Re: [PATCH v2 0/6] Improve visibility of writeback

Kent Overstreet <kent.overstreet@xxxxxxxxx> · Thu, 28 Mar 2024 15:55:32 -0400

On Thu, Mar 28, 2024 at 09:46:39AM -1000, Tejun Heo wrote:
> Hello,
> 
> On Thu, Mar 28, 2024 at 03:40:02PM -0400, Kent Overstreet wrote:
> > Collecting latency numbers at various key places is _enormously_ useful.
> > The hard part is deciding where it's useful to collect; that requires
> > intimate knowledge of the code. Once you're defining those collection
> > poitns statically, doing it with BPF is just another useless layer of
> > indirection.
> 
> Given how much flexibility helps with debugging, claiming it useless is a
> stretch.

Well, what would it add?

> > The time stats stuff I wrote is _really_ cheap, and you really want this
> > stuff always on so that you've actually got the data you need when
> > you're bughunting.
> 
> For some stats and some use cases, always being available is useful and
> building fixed infra for them makes sense. For other stats and other use
> cases, flexibility is pretty useful too (e.g. what if you want percentile
> distribution which is filtered by some criteria?). They aren't mutually
> exclusive and I'm not sure bdi wb instrumentation is on top of enough
> people's minds.
> 
> As for overhead, BPF instrumentation can be _really_ cheap too.
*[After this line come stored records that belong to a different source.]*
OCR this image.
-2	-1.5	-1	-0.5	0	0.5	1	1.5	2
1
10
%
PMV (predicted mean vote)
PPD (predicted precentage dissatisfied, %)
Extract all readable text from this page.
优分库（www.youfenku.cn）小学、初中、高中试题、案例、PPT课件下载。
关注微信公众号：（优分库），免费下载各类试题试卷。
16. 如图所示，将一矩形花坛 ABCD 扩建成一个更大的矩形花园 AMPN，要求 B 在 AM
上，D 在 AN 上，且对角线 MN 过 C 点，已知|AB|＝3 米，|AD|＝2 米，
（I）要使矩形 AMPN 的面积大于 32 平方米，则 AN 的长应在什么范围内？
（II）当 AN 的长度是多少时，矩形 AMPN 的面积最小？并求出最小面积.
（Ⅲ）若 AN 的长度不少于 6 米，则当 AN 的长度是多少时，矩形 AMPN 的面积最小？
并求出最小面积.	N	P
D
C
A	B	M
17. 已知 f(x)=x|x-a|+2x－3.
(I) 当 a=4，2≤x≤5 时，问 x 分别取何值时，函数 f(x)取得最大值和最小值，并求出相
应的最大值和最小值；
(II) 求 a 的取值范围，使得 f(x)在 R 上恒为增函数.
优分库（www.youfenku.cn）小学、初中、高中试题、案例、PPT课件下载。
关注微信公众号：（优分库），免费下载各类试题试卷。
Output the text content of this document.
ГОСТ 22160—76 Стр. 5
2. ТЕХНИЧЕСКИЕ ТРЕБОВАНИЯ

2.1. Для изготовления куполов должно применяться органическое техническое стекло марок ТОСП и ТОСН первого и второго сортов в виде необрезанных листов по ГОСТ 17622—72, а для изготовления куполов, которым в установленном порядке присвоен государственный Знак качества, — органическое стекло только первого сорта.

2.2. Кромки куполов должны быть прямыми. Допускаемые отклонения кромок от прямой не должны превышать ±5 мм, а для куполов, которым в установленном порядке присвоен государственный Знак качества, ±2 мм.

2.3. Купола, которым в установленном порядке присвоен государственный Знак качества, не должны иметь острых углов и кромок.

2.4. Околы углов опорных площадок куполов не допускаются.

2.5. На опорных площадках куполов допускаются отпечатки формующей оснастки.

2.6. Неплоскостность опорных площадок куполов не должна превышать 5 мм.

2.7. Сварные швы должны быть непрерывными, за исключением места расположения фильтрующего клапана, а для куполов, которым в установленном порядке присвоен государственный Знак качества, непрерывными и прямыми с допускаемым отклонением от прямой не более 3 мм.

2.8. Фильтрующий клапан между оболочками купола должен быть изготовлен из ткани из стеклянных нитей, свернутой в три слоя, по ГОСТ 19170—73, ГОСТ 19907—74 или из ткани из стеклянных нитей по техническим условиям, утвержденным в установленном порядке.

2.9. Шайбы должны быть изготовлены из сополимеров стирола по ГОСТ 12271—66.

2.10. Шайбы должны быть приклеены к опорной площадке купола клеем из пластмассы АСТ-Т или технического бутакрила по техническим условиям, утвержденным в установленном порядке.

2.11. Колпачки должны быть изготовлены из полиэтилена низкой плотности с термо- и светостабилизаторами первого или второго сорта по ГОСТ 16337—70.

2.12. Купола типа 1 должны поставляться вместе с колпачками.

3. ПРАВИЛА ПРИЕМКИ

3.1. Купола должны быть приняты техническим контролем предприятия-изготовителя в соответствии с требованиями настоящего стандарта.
We often run
> these programs per packet.

The main things I want are just
 - elapsed time since last writeback IO completed, so we can see at a
   glance if it's stalled
 - time stats on writeback io initiation to completion

The main value of this one will be tracking down tail latency issues and
finding out where in the stack they originate.